I enjoyed ur answer: It is a lot easier to make a living predicting stock prices than predicting earthquake probabilities -- at least as it stands today.
In my view, Earthquake Prediction has defied all attempts to formulate a comprehensive scheme for prediction. Despite all tall claims, there is hardly any progress in predicting earthquakes. In this race, we move forward a step but never reach the finishing line.
Thus, dear Hardev, we are reaching the goal of earthquake prediction almost asymptotically?
I like ur suggestion; which means we can hope for reaching our goal of prediction after infinite Time?
There is something fundamentally wrong, or at least questionable, about the seismological approach to "predicting" earthquakes.
(i) If you try to use past seismic events to learn something about an anticipated future event and "predict" when and where it will occur and how powerful it might be, it does not matter how large your library is of well-characterized past events. It's a question of statistical probability for the single future event. Look up the law of the statistics of small numbers. Any single future event is subject to huge uncertainties.
(ii) The seismologists have traditionally relied on "listening" when a rupture occurs. They have tried to build an enormously wide knowledge base around where, when and how past events have occurred. They try to use this information to divine the nest event. However, when we look at earthquakes and how large a rupture they have to produce to become even detectable, mag 1, 2, 3, we are up for a surprise. To create a mag 1 event, the event deep in the Earth's crust has to create a rupture about 1000 square meter large. Mag 2 events are those that produce ruptures on the order of 10,000 m2. Mag 3 events 100,000 m2 and so on. Have you ever wondered how much accumulated stress is needed to create a 1000 square meter rupture plane in rocks deep below to generate an almost imperceptible mag 1 event?

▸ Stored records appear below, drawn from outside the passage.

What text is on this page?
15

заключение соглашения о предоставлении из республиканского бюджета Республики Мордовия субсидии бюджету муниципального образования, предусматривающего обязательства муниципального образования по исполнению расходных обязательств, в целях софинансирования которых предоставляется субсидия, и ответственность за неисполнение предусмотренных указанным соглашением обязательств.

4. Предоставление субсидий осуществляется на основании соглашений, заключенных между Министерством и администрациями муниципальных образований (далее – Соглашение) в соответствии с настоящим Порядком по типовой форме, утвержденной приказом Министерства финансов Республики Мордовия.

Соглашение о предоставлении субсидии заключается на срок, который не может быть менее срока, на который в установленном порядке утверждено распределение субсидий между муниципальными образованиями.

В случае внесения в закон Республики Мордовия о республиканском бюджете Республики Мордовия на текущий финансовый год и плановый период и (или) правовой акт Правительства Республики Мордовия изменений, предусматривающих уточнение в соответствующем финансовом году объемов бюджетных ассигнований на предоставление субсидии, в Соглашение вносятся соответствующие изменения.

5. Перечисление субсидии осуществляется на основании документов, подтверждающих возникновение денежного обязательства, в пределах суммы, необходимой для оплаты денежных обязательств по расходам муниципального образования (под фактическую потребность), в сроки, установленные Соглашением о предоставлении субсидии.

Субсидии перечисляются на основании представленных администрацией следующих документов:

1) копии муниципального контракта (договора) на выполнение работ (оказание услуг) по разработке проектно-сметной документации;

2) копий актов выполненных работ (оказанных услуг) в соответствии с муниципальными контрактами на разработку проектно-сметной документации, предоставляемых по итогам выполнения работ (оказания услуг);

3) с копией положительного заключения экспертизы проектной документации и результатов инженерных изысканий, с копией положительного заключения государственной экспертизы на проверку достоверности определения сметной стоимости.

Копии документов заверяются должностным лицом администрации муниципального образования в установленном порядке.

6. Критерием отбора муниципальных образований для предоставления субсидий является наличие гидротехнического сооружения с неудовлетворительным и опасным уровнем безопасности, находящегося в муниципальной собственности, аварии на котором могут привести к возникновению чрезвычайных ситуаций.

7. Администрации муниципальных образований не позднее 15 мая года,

If we want to learn something about coming earthquakes, we need to focus NOT on the seismic signals which are produced when the stresses have already reached an impressively high level to produce any "acoustic" signal detectable at the Earth's surface. We have to focus on the wide parameter space that seismologists don't know how to access, namely the parameter space of all processes in rocks that take place DURING build-up of stress but before catastrophic rupture.
This can be done and is being done, albeit outside the discipline of seismology. It takes a different approach, a different knowledge set - focusing on electrical and electromagnetic processes taking place during stress build-up. It takes an openness of mind and readiness to learn which are, unfortunately, not to the liking of many established seismologists.
"Prediction" in the sense of accurately saying when, where and how powerful will never be possible - simple laws of physics - but we a pretty far ahead understanding the signals generated during the progressive build-up of stresses deep below. We can monitor those processes and derive information about increasing seismic risk. We can do this in near-real time over a period of weeks and days BEFORE the point is reached where the rocks deep below would rupture catastrophically.